PDF text is a subject which causes much confusion. People look at PDF files and they are a fantastic way to present content. If setup correctly, you can be sure they will appear exactly as you intended (with none of that horrid wrong formatting you get in Microsoft Word if the user does not have your fonts). They are secure, self-contained and cross-platform.

The problem comes with extraction. People look at the text layout. Because the human eye is very good at working out the flow of the page, they assume that this information is all in the file.

The PDF file is really a form of Vector graphic – it contains a whole load of commands to draw shapes, images and text. So long as the end result looks correct that is the key requirement. Often the text will be in the correct order but there is no guarantee. Nothing in PDF specification enforces any standardization.

Complex structures such as tables exist because your brain perceives them on the finished document – there is nothing describing them in the PDF beyond a set of draw String commands at certain locations.

I was sent a PDF file once created with a tool which obviously started life as a plotter. With a plotter, the slowest activity is to change the pen on the plotter, so where possible you try to draw all the black lines first, then change the pen. In this PDF, all the bold text on the page was drawn first, and then the rest, font by font. It looked perfect to view, but it was very messy inside.

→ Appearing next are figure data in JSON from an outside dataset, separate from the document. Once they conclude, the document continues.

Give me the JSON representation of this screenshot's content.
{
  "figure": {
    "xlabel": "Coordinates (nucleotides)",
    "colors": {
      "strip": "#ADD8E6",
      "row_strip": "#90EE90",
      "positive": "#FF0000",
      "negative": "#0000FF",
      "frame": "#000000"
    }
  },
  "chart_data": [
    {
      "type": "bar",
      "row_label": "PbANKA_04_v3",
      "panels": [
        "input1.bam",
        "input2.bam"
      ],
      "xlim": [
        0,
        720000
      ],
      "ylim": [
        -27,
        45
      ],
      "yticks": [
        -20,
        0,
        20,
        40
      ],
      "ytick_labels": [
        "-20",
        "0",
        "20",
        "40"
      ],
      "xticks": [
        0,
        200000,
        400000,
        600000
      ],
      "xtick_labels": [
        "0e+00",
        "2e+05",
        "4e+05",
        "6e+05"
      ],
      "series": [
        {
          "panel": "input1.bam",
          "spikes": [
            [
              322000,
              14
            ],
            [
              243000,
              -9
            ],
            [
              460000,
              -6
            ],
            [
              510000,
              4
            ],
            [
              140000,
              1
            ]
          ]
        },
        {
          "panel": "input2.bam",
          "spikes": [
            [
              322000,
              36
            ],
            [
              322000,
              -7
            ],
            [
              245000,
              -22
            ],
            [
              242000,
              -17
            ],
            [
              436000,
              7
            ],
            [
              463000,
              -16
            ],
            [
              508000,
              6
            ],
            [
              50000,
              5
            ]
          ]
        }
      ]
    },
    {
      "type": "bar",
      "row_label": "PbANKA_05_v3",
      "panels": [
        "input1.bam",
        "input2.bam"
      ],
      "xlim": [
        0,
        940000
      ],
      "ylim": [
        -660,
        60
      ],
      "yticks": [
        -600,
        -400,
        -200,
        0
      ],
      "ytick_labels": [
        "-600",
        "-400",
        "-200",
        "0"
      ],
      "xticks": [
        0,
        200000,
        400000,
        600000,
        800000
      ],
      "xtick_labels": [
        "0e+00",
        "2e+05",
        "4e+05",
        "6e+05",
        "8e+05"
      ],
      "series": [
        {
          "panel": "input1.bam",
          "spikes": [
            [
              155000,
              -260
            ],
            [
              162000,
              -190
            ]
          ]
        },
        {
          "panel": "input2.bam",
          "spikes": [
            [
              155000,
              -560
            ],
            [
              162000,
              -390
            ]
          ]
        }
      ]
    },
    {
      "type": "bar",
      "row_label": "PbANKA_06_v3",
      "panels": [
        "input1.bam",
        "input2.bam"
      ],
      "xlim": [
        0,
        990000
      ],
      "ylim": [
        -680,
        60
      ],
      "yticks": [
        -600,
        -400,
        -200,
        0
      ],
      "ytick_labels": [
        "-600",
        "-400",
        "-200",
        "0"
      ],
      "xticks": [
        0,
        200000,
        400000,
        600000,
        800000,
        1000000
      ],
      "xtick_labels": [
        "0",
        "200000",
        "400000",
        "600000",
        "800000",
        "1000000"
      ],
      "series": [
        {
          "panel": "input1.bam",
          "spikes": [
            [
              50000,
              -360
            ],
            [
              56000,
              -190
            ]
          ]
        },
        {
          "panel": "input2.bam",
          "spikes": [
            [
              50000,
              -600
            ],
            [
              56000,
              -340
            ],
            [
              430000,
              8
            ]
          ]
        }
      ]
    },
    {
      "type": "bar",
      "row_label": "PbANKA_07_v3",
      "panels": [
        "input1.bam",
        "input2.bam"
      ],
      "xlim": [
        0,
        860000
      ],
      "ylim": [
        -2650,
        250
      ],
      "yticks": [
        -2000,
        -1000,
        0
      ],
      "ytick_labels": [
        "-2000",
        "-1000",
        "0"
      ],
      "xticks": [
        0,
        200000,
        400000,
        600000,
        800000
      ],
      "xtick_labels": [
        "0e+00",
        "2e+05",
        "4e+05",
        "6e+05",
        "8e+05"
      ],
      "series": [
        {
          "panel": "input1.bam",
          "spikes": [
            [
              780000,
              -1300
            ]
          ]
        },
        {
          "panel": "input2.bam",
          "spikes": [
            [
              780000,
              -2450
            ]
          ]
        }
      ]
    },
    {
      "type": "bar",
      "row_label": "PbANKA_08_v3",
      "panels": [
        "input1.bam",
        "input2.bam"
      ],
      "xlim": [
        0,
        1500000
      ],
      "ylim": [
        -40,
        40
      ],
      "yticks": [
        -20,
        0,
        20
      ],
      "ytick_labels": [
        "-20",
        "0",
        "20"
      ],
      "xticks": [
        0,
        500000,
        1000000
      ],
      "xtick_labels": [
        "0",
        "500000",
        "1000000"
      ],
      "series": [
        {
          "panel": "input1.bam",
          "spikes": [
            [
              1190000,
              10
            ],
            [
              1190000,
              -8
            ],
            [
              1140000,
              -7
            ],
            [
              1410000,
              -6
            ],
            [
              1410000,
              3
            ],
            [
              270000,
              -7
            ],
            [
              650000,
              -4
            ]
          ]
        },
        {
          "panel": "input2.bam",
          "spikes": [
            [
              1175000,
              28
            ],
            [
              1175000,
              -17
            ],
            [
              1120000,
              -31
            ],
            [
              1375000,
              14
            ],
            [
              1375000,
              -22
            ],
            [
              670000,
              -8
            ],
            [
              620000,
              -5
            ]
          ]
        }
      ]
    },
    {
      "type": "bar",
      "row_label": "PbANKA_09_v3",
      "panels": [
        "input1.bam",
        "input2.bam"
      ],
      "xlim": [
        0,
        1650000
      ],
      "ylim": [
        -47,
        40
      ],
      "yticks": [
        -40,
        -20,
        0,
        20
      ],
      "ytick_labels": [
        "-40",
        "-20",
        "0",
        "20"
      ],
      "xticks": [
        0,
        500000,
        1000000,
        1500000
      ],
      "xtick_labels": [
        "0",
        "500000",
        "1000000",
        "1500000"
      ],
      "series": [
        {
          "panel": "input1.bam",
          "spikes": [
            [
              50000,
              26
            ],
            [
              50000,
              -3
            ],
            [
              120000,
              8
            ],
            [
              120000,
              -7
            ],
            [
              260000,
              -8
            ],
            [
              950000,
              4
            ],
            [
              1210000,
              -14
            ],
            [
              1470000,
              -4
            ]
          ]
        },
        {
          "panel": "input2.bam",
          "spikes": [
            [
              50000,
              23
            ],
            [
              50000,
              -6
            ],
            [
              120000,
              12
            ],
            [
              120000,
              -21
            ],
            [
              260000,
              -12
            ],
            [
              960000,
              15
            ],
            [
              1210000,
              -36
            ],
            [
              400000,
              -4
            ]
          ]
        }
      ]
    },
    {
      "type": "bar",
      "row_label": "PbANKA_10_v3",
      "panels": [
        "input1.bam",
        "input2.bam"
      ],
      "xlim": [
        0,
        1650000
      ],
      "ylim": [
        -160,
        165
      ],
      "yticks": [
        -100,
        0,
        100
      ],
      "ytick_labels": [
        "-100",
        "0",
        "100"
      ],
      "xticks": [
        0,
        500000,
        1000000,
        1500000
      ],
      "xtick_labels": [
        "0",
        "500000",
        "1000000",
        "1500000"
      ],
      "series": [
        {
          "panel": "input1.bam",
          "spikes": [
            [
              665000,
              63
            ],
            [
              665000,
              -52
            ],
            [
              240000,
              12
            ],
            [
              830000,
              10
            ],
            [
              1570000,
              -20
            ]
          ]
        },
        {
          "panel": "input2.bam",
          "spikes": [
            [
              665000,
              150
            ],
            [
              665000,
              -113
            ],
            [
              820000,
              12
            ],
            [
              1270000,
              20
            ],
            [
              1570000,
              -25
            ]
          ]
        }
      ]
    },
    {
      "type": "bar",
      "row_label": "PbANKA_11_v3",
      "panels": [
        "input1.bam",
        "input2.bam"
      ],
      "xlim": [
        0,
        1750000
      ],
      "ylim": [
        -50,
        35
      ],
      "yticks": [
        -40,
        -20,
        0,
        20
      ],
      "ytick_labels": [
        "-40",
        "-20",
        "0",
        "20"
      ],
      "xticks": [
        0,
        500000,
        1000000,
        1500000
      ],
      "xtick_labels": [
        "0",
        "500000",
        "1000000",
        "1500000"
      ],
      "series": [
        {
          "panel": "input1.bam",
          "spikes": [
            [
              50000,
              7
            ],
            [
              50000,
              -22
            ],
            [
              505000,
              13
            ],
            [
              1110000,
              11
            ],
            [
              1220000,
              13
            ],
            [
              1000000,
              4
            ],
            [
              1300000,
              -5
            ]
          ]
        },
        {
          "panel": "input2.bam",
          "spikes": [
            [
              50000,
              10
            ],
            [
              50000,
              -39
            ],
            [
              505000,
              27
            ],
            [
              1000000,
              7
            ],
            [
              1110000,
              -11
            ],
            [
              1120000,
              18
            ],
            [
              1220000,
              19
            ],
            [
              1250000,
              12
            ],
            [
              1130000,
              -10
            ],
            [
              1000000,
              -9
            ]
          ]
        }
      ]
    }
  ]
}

You can extract text from PDF files , but you have to allow for all of these possibilities and there is no heuristics capable of handling all the possible options. The more general you make the algorithm the less able it becomes. In our software we took the decision to try and provide some solutions focused on specific tasks (ie keywords, tables, flowing text). Many times this works perfectly, but it is always a guessing game.

If you are creating PDF files and want the text to be extracted, you should use Adobe’s Structured Content feature. This does include tagging information in the PDF making it possible to extract a perfect XML version of the page – but it needs to be switched on to be in the file.

Otherwise, remember that a PDF is essentially a Vector graphic and while it may look perfectly structured, that the structure is probably your brains perception of the picture and not in the file.